Analysis on validation methods for groundwater logger data
MIT License
2 stars 2 forks source link

Timestamps #15

Closed DavorJ closed 5 years ago

DavorJ commented 5 years ago

Overview of percentage of data without a timestamp:

image

Timestamps are required for most time-series models (including ARIMA).

In case there are not timestamps, we could assume that the points are equally spaced in time and sequential in time stored in DB, but this is dangerous, as data with timestamps show:

For example BAOL093X_78679.csv data is not sequentially ordered after row 3024 (timestamp 2017-11-22 10:00:00).

image

For some reason, this time-series also shows high hysteresis after that time, but no drift? All points are equally (12h) spaced in time.

cc @fredericpiesschaert, @mathiaswackenier

DavorJ commented 5 years ago

An other assumption for ARIMA and most time-series models is that the points are equally spaced in time.

DYLS010X_B5259.csv has duplicate measurements on different timestamps:

image

What should we do with these cases?

mathiaswackenier commented 5 years ago

@DavorJ

@fredericpiesschaert could we generate a list with data loggers that have more than 2 measurements per diem so we can clean up the database?

DavorJ commented 5 years ago
  • What timestamp are you using? The occurrence date in UTC?

Indeed, DRME_OCR_UTC_DTE. Can we assume that DRME_OCR_UTC_DTE is always available? i.e. if it is partial or unavailable, then throw an error?

fredericpiesschaert commented 5 years ago

We can assume that it will be available. Nevertheless, proper error handling is necessary.

DavorJ commented 5 years ago

While I am at it, I wanted to see whether data comply to the equally spaced in time assumption.

I did not consider NA timestamps here.

image

The graph represents the entropy of the distribution of time differences between observations. It is a one-number-summary (since I wasn't able to come up with any better).

If it is 0, then the dataset contains all equally spaced observations. (i.e. entropy is low, no disorder). The larger the number, the more disorder in time distance between observations. (Disorder is not necessarily sequential).

For example: BAOL068X_180816.csv image

The DRME_OCR_UTC_DTE_DIFF is in seconds and represents the time-difference between sequential points. The difference is sometimes 11, sometimes 12 and sometimes 13 hours.

Compared to BAOL028X_B5467.csv which has a much lower entropy: image

The outlier is due to a large period without data.

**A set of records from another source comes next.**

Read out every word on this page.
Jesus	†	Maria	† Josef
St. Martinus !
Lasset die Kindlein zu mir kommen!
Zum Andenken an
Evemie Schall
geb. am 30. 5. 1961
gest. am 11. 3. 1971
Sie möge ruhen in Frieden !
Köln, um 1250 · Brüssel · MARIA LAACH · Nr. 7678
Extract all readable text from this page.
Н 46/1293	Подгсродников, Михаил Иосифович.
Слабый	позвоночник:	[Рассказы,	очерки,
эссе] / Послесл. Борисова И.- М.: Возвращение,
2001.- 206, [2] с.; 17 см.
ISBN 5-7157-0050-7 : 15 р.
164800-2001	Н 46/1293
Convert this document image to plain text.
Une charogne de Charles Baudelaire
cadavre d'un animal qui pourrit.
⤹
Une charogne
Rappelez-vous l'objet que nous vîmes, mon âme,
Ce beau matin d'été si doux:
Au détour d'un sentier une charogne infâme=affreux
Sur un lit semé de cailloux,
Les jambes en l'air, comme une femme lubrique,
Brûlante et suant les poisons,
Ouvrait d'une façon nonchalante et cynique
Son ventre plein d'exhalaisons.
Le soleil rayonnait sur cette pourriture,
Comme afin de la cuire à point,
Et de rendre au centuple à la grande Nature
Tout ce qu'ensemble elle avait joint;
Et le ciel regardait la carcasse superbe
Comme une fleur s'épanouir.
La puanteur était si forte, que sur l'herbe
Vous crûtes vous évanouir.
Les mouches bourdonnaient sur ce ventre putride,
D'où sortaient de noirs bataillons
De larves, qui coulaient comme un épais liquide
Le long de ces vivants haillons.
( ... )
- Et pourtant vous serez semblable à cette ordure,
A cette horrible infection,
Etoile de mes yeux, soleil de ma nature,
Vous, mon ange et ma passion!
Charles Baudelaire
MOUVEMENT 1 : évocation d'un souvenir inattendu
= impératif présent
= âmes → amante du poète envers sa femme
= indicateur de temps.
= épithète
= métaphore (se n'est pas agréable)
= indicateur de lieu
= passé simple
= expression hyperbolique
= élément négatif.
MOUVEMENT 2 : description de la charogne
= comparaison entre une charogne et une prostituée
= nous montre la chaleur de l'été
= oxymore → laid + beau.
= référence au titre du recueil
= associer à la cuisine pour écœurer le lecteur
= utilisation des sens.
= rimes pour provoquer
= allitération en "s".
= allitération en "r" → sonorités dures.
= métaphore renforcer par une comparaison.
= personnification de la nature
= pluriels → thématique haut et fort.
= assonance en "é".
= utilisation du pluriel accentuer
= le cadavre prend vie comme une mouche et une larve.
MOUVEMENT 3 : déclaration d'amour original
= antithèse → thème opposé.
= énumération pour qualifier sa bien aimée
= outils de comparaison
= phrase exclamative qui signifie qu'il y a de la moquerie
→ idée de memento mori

For a more detailed overview see here.

For example:

[1] "BAOL057X_78680.csv"
Frequency table:
    0 43200 49463 
  365  1474     1 

0 second time-difference occurs 365 times -- these are just duplicates. 43200 second time-difference occurs 1474 times. 49463 second time-difference occurs 1 time.

To be discussed

fredericpiesschaert commented 5 years ago

BAOL068X is an unfortunate example because data where imported twice with a different timestamp. This needs to be fixed in the source database.